Statistics: couple relationships

The Australian Bureau of Statistics has released analysis of couples relationships. Here is part of the ABS had to say:


The proportion of adults living with a partner has declined during the last two decades, from 65% in 1986, to 61% in 2006. Factors such as the trend towards partnering at a later age, and the increased financial and social independence of women, may be associated with this decline, as well as legal changes in recent decades which have improved access to divorce.

Consistent with the declining proportion of people in couple relationships has been the fall in the proportion who were in a registered marriage, from 62% in 1986 to 52% in 2006. On the other hand, there has been an increase in the proportion of adults in de facto relationships, which more than doubled from 4% to 9% over the period.

The number of people living in a same-sex couple relationship has also increased over the past decade. In 1996, 0.2% of all adults said they were living with a same-sex partner. By 2006, this had increased to 0.4% (to around 50,000 people). However, these figures may be an undercount of the true number of people living in same-sex relationships. Some people may be reluctant to identify as being in a same-sex relationship, while others may not have identified because they didn’t know that same-sex relationships would be counted in the census.

Length of relationships

Of the people currently in a live-in relationship, the median length of the relationship was 18 years. However, the duration varied widely according to age and the number of relationships people had previously had. For example, for people aged 65-74 years who had only ever been in their current relationship, the median time together was 46 years, while for people aged 35-44 years who had had three or more relationships, the median duration of the current relationship was six years.

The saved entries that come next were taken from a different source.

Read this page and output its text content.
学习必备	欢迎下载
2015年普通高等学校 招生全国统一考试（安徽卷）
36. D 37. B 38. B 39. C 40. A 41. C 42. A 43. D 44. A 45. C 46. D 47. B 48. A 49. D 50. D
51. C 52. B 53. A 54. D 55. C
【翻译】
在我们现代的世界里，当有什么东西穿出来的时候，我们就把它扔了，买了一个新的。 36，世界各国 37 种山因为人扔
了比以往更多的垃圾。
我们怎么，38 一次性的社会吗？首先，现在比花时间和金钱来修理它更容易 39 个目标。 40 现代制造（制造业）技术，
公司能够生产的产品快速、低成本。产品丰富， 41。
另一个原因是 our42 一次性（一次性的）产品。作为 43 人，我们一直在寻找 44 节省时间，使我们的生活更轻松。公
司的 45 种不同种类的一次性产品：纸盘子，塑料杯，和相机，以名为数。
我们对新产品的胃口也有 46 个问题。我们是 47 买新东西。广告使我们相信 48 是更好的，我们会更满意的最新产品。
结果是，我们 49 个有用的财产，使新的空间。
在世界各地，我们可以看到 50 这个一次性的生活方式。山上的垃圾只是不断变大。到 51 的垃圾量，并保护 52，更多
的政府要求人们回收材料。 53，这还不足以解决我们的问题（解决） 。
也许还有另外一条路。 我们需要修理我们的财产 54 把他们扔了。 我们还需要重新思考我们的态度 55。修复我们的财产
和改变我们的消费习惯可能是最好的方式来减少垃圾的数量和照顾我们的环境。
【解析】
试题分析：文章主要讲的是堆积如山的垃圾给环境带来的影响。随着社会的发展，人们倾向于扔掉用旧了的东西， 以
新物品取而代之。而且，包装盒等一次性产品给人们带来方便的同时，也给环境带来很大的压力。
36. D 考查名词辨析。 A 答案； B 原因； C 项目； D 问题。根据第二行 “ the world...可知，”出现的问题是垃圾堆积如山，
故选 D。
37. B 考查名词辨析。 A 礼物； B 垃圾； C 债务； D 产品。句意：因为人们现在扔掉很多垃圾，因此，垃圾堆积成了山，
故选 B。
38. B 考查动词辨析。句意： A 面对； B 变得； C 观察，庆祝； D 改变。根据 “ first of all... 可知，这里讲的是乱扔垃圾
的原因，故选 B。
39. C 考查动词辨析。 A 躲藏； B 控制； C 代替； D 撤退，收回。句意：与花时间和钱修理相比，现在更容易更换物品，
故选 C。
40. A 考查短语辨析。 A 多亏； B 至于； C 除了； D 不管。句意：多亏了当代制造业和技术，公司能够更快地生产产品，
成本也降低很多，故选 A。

In 2006-07, around one-third (34%) of people aged 18 years and over said they’d had a live-in relationship that had subsequently ended. For just over half of these people their most recent past relationship was a registered marriage. Past registered marriages tended to have a much longer median duration than past de facto relationships (14 years compared with 2 years). In considering the apparently brief duration of de facto relationships, it should be kept in mind that this median is only for those relationships that have ended – a greater number have gone on to become a registered marriage or remain as long-term partnerships. In addition, where de facto relationships are being used by couples as a step before marriage, those that end before marriage may reduce the number of marriages that would otherwise end in divorce within a short period.